Profesor znowu odstawił mi chemię. Zadowolony był z wyników. Zamiast chemii dostałam jakiś inny lek, który ma się wchłaniać przez śluzówkę w ustach, ale to już nie chemia, tylko coś lajtowego (nie mogę na recepcie rozczytać nazwy :)). Mam tylko co 4 miesiące robić USG przez powłoki brzuszne i sprawdzać stan śluzówki. Yupi! Tylko żeby moja radość nie była znowu przedwczesna.

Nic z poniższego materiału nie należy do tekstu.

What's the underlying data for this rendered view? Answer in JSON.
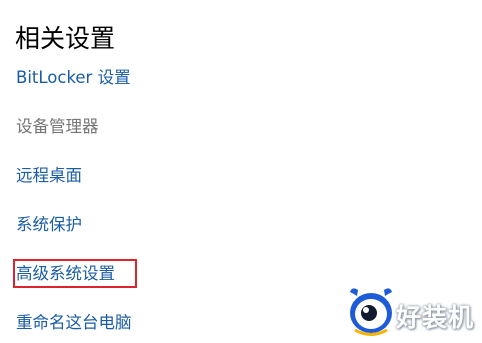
{
  "related_settings": {
    "title": "相关设置",
    "links": {
      "bitlocker": "BitLocker 设置",
      "device_manager": "设备管理器",
      "remote_desktop": "远程桌面",
      "system_protection": "系统保护",
      "advanced_system_settings": "高级系统设置",
      "rename_pc": "重命名这台电脑"
    }
  },
  "highlight_color": "#d9252b",
  "link_color": "#1a5da4",
  "disabled_color": "#767676",
  "watermark": {
    "text": "好装机",
    "icon": "eye-mascot-icon"
  }
}
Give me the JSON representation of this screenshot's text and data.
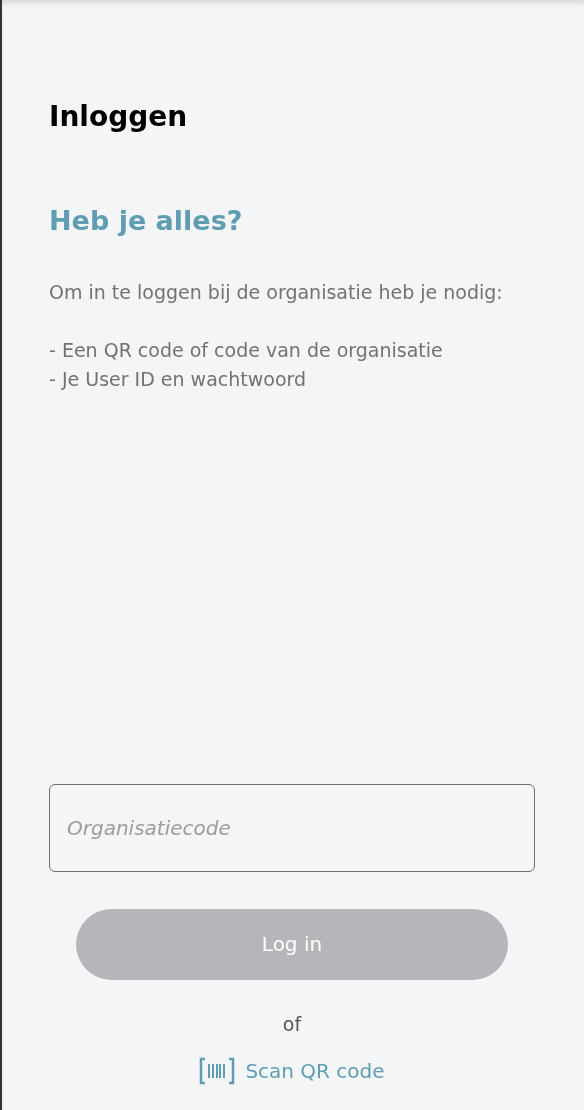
{
  "title": "Inloggen",
  "heading": "Heb je alles?",
  "intro": "Om in te loggen bij de organisatie heb je nodig:",
  "requirements": [
    "- Een QR code of code van de organisatie",
    "- Je User ID en wachtwoord"
  ],
  "code_field": {
    "placeholder": "Organisatiecode"
  },
  "login_button": {
    "label": "Log in",
    "disabled": true
  },
  "separator": "of",
  "scan_link": {
    "label": "Scan QR code"
  }
}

Wyniki dobre. Wyszła tylko anemia, niedożywienie, za wysokie CRP, jak zwykle fibrynogen wyjechany z kosmos, za wysoka prolaktyna i piasek w nerkach. I jak zwykle niedobory. Ale ogólnie dawno nie miałam tak dobrych wyników, a to przecież po 7 tygodniach problemów z jelitami!
czwartek
Z nadgarstkiem właściwie nie wiadomo co, bo nic nowego nie ma. Jest z nim coraz gorzej po prostu dlatego, że jest niezoperowany. Normalnie by go zoperowano, i tak zrobiono by w każdym innym typie eds, ale w 6a nie można, więc stan się pogarsza, nadżerka coraz większa, kość coraz bardziej zniszczona. Poza tym różnice w wiotkości poszczególnych składowych stawu powodują neuropatię - a z nią nie da się zrobić nic. Doktor myśli o termolezji i ma się skonsultować, czy to można w ogóle zrobić w 6a i czy ktoś się podejmie. Na razie wstrzyknął Volon do stawu w miejscu największego bólu.

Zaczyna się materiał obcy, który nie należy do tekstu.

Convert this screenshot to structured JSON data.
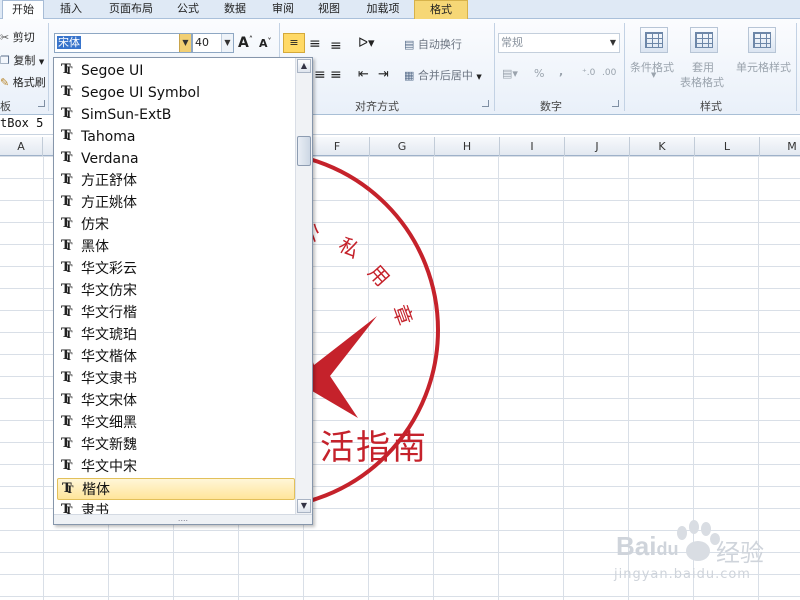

Ostrzyknął też miednicę - staw krzyżowo-biodrowy (był w nim płyn - możliwe, że to od niego CRP się nagle podwyższyło) i przyczep mięśniowy obok, miejsca z największym bólem, bólem, który uniemożliwia samodzielną zmianę pozycji leżącej.
Doktor, który nie widział mnie kilka miesięcy, stwierdził, że poruszam się wolniej. To prawda, poruszam się słabiej i czuję się mniej pewnie - przyczyną jest zmniejszanie się napięcia mięśniowego, czyli hipotonia. Winić można też te bóle, z którymi do niego przyszłam - powłóczę miednicą, a na kuli opieram się właśnie prawym nadgarstkiem, niestety.
piątek
Powiem Wam, jak pacjent leczy się sam. Od 5 lat lekarze nie zrobili nic z moją miednicą. Było już tak, że samodzielnie nie byłam w stanie zmienić pozycji leżącej, zwłaszcza że w nocy ból się nasilał. Pomyślałam, że to wskazuje na stan zapalny, a na stan zapalny Volon pomoże.
Odpowiedź bólowa była w całej miednicy, ale w niektórych miejscach taka, że mdlałam na fizjoterapii. Poprosiłam fizjoterapeutę, żeby określił właśnie te najgorsze miejsca. Potem wzięłam Volon (w Polsce już nie ma dla mnie leku) i poszłam do ortopedy - dokładnego, chętnego do pomocy ortopedy, który szuka info o 6a, podrzuca mi nowinki i konsultuje się. Skonsultował się z fizjo i powstrzykiwał mi Volon w te miejsca, które fizjo wskazał. Ból był potworny, bo wyobraźcie sobie wstrzykiwanie płynu w to najgorsze miejsce, w którym, jak się okazało, już i tak było za dużo płynu, a znieczulić nie można, bo czym, przecież nie lidokainą.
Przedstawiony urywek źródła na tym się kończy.